Rao, K.S., Fu, Z., Albro, M., Narayanan, B., Baddam, S., Lee, H.J., Kim, J.J., Frerman, F.E.(2007) Biochemistry 46: 14468-14477
- PubMed: 18020372 
- DOI: https://doi.org/10.1021/bi7009597
- Primary Citation of Related Structures:  
2R0M, 2R0N - PubMed Abstract: 
We have determined steady-state rate constants and net rate constants for the chemical steps in the catalytic pathway catalyzed by the E370D mutant of glutaryl-CoA dehydrogenase and compared them with those of the wild-type dehydrogenase. We sought rationales for changes in these rate constants in the structure of the mutant cocrystallized with the alternate substrate, 4-nitrobutyric acid. Substitution of aspartate for E370, the catalytic base, results in a 24% decrease in the rate constant for proton abstraction at C-2 of 3-thiaglutaryl-CoA as the distance between C-2 of the ligand and the closest carboxyl oxygen at residue 370 increases from 2.9 A to 3.1 A. The net rate constant for flavin reduction due to hydride transfer from C-3 of the natural substrate, which includes proton abstraction at C-2, to N5 of the flavin decreases by 81% due to the mutation, although the distance increases only by 0.7 A. The intensities of charge-transfer bands associated with the enolate of 3-thiaglutaryl-CoA, the reductive half-reaction (reduced flavin with oxidized form of substrate), and the dienolate following decarboxylation are considerably diminished. Structural investigation suggests that the increased distance and the change in angle of the S-C1(=O)-C2 plane of the substrate with the isoalloxazine substantially alter rates of the reductive and oxidative half-reactions.

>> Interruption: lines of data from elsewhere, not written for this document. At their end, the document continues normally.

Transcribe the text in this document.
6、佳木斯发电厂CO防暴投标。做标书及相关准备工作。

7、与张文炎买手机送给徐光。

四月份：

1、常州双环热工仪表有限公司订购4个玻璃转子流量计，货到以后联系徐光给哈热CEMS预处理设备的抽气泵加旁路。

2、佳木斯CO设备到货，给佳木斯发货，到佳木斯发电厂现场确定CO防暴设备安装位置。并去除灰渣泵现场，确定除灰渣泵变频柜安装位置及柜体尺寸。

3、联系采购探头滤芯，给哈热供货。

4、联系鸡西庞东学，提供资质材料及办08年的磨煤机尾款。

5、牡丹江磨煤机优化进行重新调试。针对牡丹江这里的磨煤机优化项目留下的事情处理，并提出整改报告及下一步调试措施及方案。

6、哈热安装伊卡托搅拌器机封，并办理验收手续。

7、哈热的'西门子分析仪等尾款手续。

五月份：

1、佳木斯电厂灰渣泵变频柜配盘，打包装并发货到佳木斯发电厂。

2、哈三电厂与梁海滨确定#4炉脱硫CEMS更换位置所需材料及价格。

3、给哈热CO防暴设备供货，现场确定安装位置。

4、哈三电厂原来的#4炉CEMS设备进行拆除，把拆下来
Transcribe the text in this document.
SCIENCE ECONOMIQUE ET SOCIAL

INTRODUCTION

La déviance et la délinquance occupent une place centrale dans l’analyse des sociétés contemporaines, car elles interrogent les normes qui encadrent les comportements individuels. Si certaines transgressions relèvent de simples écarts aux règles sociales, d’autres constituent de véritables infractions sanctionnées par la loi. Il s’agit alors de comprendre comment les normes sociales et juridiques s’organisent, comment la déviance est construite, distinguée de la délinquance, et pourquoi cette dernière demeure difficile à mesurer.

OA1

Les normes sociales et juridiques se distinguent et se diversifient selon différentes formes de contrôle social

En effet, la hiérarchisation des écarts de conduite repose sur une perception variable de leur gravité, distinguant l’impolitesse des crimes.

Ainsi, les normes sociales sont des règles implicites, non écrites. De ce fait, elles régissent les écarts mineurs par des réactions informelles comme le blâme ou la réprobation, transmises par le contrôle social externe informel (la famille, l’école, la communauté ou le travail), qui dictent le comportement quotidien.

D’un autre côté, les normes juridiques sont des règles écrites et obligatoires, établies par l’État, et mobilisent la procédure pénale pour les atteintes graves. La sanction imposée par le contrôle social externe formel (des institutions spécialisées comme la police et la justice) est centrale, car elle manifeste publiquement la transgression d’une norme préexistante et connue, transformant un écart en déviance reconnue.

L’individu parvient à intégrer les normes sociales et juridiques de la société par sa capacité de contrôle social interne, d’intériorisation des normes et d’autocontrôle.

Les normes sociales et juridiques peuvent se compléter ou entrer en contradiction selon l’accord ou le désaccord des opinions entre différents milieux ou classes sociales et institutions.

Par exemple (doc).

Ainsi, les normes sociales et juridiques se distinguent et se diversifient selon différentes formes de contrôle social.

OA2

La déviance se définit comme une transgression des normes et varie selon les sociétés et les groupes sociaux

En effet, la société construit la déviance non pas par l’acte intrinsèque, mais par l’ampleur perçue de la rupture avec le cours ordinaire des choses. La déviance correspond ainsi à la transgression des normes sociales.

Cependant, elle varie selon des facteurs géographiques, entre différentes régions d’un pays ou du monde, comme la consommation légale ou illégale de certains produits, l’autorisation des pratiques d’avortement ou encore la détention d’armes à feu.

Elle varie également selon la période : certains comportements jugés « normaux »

This change in active site geometry also changes the position of protonation of the four carbon dienolate intermediate to produce kinetically favorable product, vinylacetyl-CoA, which is further isomerized to the thermodynamically stable normal product, crotonyl-CoA.
Organizational Affiliation: 
Department of Pediatrics, University of Colorado at Denver and Health Sciences Center, Aurora, Colorado 80045-0511, USA.